If only I had some air conditioning!
It’s so hot in here that it feels just like Lucifer’s house! That poor Devil, living so close to the lava pool, sweats like in a Finnish Sauna both in summer and winter, but at least he learned not to complain.
On the other hand, all the Blessed – who, being such, should have achieved eternal happiness – keep complaining all the time. I’m submerged with complaints: they complain by email, they complain on the phone, they even send complaining faxes!
One has a 33.6 modem that won’t do the handshake, the next forgot his mail server password, another forgot his FTP password, another has unexplainable hardware conflicts and, of course, there’s the All_Saints mailing list that runs smoothly only when there’s a full moon.
And all this people keep harassing me, the unfortunate system administrator.
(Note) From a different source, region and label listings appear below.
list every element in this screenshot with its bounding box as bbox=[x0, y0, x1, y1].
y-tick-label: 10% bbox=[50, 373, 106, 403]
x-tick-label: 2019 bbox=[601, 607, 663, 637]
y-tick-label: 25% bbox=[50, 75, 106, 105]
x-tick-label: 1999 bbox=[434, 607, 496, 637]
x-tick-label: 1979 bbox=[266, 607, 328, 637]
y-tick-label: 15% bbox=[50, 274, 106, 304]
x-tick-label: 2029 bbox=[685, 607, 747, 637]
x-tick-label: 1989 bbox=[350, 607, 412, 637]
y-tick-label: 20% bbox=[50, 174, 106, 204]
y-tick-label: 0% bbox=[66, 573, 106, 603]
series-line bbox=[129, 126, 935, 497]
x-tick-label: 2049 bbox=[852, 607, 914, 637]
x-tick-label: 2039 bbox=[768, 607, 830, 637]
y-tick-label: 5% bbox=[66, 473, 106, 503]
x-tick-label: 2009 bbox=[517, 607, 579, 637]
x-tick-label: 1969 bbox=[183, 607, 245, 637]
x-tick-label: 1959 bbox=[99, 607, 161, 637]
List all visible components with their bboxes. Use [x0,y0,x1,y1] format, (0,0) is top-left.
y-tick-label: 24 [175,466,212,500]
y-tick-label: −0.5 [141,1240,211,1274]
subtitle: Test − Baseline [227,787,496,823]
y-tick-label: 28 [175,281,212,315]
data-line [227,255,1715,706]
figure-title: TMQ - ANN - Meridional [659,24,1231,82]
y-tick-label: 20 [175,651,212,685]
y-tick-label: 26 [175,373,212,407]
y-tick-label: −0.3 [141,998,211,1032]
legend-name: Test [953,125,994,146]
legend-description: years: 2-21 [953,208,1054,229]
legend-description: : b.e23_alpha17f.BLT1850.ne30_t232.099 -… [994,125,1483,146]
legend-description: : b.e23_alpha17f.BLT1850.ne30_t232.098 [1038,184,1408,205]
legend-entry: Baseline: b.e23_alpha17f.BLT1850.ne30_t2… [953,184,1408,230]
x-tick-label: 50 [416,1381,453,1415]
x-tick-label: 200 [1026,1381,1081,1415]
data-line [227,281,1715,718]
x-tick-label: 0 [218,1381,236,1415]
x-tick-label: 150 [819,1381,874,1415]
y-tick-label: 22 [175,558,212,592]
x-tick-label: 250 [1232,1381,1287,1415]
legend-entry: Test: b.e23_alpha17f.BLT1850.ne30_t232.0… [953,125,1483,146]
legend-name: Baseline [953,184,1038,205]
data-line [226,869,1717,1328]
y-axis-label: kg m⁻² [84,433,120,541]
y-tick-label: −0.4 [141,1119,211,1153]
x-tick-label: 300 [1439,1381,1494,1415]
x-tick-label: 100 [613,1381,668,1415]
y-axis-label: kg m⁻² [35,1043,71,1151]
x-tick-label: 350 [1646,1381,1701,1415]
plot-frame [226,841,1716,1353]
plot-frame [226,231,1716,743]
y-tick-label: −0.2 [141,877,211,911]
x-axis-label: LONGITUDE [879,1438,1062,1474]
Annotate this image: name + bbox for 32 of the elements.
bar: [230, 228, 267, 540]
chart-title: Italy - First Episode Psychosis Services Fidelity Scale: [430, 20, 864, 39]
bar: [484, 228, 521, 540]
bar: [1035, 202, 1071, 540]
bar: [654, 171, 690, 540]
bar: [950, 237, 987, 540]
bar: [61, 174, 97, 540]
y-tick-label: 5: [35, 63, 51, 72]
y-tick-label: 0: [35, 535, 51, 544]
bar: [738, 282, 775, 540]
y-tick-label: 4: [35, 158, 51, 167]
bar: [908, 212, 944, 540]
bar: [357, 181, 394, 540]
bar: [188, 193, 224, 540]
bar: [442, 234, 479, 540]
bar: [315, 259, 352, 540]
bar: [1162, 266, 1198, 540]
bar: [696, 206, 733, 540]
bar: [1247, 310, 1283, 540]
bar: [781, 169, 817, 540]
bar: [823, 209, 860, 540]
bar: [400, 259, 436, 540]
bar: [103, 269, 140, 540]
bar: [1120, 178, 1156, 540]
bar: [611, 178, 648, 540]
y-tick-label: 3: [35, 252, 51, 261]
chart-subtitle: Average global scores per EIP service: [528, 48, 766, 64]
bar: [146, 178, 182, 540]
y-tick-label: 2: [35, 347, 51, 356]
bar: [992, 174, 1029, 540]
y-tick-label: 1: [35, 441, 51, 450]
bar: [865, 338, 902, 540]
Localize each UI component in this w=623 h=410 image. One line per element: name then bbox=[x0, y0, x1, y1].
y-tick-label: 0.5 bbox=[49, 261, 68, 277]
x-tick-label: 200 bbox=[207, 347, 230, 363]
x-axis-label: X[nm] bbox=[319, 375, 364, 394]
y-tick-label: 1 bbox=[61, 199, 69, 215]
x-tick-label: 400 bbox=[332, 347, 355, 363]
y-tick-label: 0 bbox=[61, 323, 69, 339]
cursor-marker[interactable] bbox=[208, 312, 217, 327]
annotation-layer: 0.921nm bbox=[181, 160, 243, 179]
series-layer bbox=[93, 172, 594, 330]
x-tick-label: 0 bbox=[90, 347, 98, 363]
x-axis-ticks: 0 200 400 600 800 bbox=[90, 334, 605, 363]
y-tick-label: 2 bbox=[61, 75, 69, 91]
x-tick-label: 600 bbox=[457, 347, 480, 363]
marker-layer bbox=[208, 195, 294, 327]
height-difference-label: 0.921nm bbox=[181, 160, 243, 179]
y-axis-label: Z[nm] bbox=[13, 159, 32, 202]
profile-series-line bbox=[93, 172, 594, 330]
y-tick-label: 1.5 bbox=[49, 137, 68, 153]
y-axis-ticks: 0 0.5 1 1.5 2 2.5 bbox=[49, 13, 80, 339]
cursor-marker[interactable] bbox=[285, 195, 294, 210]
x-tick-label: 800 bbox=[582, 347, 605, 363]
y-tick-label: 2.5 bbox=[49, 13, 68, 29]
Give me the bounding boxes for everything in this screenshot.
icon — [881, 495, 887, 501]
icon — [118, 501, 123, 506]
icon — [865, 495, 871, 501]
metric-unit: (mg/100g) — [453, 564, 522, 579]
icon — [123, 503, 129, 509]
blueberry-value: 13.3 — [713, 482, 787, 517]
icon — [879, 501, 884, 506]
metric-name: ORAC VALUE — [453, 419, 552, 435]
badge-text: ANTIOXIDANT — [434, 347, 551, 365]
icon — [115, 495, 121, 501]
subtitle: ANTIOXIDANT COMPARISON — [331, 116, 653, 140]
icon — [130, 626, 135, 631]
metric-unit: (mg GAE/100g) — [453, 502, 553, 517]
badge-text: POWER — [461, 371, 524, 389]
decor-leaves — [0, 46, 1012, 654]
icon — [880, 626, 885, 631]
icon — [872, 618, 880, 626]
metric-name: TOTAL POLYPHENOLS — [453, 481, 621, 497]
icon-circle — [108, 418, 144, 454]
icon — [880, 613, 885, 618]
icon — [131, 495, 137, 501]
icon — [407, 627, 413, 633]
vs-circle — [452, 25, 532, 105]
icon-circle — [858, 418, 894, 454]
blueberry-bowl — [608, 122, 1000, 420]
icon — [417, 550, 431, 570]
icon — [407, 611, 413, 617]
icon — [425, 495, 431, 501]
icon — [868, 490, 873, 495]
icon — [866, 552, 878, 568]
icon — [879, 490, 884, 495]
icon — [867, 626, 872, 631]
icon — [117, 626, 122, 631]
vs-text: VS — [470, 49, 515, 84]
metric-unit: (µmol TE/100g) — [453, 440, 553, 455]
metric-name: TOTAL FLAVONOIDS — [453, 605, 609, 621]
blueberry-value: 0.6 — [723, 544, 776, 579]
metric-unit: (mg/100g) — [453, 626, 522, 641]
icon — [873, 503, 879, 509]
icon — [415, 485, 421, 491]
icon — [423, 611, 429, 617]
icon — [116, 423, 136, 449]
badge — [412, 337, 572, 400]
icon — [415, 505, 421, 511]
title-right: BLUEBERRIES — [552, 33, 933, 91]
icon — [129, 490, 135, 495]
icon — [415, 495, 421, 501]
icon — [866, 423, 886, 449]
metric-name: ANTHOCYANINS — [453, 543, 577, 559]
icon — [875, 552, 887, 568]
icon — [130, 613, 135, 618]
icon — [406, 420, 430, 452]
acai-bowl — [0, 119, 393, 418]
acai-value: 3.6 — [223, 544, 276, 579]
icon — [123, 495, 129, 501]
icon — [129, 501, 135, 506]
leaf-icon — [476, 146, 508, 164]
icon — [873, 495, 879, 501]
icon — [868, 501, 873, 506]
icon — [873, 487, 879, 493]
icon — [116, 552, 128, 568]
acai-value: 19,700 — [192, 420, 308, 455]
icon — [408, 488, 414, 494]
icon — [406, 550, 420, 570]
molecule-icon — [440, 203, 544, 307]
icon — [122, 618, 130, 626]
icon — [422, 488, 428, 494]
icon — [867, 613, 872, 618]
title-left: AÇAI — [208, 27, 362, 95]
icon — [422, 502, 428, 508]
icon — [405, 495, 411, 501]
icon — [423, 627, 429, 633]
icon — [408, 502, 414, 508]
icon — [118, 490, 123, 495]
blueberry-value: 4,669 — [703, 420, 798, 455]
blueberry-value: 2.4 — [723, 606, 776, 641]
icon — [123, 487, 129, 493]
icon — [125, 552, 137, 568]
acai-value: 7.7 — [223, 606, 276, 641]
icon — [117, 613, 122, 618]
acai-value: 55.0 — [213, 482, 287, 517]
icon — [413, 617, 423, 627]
I’m an angel all right, but I can work no miracles! If you need one, try contacting the Almighty directly at His personal email address (jahveh@deus.va), but prepare yourself for a long and patient wait, because His Highness has about two million messages a day and has very little time to read His email. Before getting a decent reply, you might just as well have passed on this side of the barricade. And don’t you dare calling me to complain about it: I told you!

Note: This is a Science Fiction story and it’s supposed to be FUNNY: no disrespect is meant to any religious faith.